When we lower that bar, “a man or woman who a) lacks integrity, or who b) is selfish, immature or dishonest, or who c) will not wait until marriage to have sex with us (or some combination of the three)” ceases to describe men and women who aren’t good for us. It just becomes a description of men and women, period. So regardless of whether the men and women who exhibit those traits are the norm, we decide that they are.

And once the men and women who exhibit those traits are simply “men and women” to us, we either don’t date, or we date anyway. And if we do date, because the men and women who exhibit those traits are the norm, they are also the expectation. And when we expect that, we can accept that. So we settle for men and women who fit that description. But we don’t even realize we’re settling, because, as far as we’re concerned (once we’ve lowered the bar), we are just getting guys and girls who are normal – guys and girls who are good as guys and girls can get. But as long as we assume that that is as good as guys and girls can get, we will feel content to have wound up with a guy or a girl like that. And as long as we are content to wind up with that kind of person, people will be content being that kind of person.

Which is how that kind of person becomes the norm.

Which is why people like SVB and me are single a lot.

Back to the question.
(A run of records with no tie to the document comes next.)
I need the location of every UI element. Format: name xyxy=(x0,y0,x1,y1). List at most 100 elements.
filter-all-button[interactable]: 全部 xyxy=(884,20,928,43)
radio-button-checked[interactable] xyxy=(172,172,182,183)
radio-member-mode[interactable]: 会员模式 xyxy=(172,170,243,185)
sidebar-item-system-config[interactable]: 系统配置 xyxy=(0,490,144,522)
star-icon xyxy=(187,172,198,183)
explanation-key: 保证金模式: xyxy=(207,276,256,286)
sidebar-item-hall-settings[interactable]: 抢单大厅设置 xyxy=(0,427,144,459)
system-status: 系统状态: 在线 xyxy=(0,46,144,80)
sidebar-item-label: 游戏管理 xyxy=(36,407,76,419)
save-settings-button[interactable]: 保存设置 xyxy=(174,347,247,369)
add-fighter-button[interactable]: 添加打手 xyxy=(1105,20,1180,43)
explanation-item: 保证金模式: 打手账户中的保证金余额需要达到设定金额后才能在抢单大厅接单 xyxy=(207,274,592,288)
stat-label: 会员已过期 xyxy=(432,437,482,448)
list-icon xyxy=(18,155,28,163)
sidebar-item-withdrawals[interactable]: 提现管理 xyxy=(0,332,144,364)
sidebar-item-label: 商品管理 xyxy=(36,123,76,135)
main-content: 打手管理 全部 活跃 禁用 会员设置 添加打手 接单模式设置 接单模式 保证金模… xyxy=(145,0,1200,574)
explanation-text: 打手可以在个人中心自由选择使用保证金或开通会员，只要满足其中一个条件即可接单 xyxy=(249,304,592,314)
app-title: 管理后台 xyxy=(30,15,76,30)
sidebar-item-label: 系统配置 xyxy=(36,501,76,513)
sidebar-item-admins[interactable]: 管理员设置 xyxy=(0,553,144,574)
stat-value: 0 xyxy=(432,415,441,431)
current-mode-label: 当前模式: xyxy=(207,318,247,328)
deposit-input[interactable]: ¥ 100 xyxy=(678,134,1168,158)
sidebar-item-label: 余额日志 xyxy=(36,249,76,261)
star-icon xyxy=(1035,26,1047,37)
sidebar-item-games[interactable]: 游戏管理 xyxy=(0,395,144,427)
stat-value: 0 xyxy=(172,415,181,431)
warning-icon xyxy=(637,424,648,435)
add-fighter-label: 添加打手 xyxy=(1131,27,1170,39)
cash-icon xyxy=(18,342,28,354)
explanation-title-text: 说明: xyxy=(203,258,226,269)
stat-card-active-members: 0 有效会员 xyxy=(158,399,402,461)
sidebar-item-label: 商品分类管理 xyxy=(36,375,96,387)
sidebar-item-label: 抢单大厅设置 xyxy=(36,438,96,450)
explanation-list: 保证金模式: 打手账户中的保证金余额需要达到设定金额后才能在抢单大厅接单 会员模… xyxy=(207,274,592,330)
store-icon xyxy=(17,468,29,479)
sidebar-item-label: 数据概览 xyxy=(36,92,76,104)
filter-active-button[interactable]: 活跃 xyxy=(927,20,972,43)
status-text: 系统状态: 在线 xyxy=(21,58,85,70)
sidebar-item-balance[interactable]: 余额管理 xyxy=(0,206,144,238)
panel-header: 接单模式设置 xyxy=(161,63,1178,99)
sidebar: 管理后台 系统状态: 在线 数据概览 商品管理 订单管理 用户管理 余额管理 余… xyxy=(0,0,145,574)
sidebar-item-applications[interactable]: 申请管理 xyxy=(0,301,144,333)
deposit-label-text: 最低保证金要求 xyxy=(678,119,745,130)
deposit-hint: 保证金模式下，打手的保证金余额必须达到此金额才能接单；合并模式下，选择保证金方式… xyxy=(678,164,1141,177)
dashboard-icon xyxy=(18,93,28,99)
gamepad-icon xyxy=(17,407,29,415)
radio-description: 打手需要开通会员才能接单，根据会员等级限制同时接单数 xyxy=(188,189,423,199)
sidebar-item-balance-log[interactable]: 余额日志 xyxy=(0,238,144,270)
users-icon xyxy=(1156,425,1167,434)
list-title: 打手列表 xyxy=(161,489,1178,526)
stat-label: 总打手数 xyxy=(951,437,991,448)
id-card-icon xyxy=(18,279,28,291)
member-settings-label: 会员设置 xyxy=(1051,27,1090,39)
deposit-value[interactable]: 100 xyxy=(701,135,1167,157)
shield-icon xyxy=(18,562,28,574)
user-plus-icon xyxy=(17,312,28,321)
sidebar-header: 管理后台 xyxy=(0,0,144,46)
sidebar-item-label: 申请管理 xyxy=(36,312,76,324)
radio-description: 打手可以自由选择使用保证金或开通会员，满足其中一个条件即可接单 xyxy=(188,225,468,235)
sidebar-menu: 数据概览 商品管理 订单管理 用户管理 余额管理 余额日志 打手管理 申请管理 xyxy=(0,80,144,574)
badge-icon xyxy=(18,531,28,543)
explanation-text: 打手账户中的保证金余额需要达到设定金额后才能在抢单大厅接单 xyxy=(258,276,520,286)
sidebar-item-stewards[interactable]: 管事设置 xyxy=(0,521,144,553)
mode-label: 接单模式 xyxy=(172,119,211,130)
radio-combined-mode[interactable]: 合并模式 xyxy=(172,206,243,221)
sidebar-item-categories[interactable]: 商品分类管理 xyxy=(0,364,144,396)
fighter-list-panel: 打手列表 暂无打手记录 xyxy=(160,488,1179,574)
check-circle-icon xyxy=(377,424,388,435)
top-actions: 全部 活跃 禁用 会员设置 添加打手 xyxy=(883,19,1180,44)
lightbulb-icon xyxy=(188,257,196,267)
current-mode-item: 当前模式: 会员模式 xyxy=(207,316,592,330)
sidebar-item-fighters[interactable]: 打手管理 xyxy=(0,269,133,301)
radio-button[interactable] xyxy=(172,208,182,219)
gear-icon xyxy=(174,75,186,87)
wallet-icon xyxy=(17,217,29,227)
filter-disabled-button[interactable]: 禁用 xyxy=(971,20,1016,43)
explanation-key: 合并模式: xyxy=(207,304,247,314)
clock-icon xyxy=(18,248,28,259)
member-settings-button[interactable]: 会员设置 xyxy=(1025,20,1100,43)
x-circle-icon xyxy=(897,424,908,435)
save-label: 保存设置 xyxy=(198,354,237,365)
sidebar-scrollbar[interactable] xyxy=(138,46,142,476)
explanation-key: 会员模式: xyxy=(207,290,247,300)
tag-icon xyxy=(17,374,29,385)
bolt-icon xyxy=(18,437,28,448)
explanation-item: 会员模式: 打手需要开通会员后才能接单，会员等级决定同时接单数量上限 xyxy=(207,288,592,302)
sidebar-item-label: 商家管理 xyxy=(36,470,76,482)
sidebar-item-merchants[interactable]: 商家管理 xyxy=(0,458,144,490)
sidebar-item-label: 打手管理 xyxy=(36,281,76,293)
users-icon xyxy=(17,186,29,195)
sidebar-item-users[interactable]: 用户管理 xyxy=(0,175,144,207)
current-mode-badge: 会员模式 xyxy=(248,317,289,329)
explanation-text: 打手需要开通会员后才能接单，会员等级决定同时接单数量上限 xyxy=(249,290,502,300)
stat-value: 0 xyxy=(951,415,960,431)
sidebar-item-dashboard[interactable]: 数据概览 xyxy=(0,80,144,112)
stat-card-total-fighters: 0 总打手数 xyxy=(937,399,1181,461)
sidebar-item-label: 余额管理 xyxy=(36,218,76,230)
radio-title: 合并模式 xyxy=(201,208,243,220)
Do you know what that’s like?

Regardless of who you are and how you live, even if you don’t believe in soul mates or “the one” (and sorry kids, but neither exists!), meeting somebody with whom you are truly compatible is like finding a needle in a haystack. But when you’re saving sex for marriage, seeking first the kingdom and discerning before you date, you can’t even find the haystack.
SVB puts it this way:

 …sometimes I wonder if we, the Christian girls, have got it all wrong. What if this so-called man the author outlines, the one that is supposed to fall in love with us and our virtue and faith, doesn’t exist?

If we lower the bar, he doesn’t have to exist.

If we lower the bar…

He sees that we don’t expect him to aim higher.

So he doesn’t.

We give him permission to sell himself short.

So he does.

We act like a man can’t date without having sex.

So guys don’t have to date without having sex.

Really, we sell them short.

I think the fear here is that so many bars are so low now that no guy will want to reach as high as ours.

And that is a risk I am frankly willing to take.